Scrive Darwin, nei taccuini, che «potremmo essere tutti legati in un’unica rete». Gli sviluppi della biologia evolutiva hanno confermato e accentuato l’aspetto relazionale del mondo dei viventi, le parentele che li uniscono, la materia che li accomuna e la rete filo- genetica e ontogenetica che insieme li stringe.
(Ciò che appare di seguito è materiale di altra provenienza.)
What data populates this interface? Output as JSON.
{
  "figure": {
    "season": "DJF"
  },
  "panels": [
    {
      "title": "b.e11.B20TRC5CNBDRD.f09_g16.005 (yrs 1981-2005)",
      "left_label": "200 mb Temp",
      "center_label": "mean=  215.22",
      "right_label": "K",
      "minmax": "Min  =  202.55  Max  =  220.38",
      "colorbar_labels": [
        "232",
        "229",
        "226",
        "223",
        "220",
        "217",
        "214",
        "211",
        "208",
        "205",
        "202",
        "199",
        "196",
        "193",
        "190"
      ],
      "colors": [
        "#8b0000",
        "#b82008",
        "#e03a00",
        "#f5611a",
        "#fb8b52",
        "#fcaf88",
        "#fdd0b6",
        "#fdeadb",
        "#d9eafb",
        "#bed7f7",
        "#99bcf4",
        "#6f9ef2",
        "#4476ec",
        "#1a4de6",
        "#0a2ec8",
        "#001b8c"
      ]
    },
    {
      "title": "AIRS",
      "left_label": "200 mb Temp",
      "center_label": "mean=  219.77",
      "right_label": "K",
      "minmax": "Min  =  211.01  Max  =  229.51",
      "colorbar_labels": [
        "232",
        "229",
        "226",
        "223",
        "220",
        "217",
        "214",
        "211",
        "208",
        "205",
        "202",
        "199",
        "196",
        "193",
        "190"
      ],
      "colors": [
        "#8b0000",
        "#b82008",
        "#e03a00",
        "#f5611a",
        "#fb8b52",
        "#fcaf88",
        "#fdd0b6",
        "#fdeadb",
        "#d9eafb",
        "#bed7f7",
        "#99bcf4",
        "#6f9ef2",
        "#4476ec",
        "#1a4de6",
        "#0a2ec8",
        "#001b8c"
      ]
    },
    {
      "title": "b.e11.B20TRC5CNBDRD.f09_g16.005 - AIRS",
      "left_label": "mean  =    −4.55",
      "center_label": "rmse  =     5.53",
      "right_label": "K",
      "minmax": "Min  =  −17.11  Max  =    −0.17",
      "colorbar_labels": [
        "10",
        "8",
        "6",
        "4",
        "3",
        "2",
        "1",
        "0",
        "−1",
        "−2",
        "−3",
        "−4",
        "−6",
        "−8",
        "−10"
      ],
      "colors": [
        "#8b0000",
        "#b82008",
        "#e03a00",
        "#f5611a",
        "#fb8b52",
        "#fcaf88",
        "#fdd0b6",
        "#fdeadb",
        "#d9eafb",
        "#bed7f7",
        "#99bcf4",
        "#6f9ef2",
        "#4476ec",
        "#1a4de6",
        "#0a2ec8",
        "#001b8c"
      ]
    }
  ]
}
Molte sono oggi le discipline scientifiche che approfondiscono questi punti: dai tempi di Darwin, la nostra conoscenza della vita si è specializzata ed è cresciuta con una velocità prima impensabile.

Sono riflessioni importanti che mettono in rilievo l’aspetto relazionale del mondo dei viventi.
Il carattere “tremendo” del generare, spesso evocato come scindersi in due del corpo di donna con una metafora che spinge nella direzione dell’autonomia assoluta del processo, è dato, come invece sappiamo, nella sua fisiologia più banale, dal contare piuttosto su una moltiplicazione che consegue una combinazione di materiale genetico differente.
Le attuali tecniche di procreazione medicalmente assistita non  hanno potuto rimuovere questa necessaria dualità che, lungi dall’essere originata dal corpo di donna, si registra nella combinazione/incontro di cui il ventre materno si fa luogo, possibilità, nutrimento.
Forse ciò che questo testo ci consegna è lo spazio di una simbolica e di una cultura finalmente capaci di significare la gestazione e la genitorialità in maniera altra. Con lo sguardo rivolto al secolo scorso il libro di Cavarero affascina per i riferimenti alla cultura classica, per il suo tornare alla radice del dualismo maschio/femmina. Restano all’orizzonte le vite di tutte quelle persone non cisgender, non binarie e non radicate in una cultura eurocentrica e “classica”, permettendoci di immaginare altre mitologie date e a venire. Ci sono altre possibilità di nutrimento e cura che spingono a creare insieme modelli di convivenza futuri che rompano definitivamente con il binarismo, capaci di scegliere se e come e attraverso quali esperienze essere madri, genitrici, gestanti, accabadore, amiche o sorelle.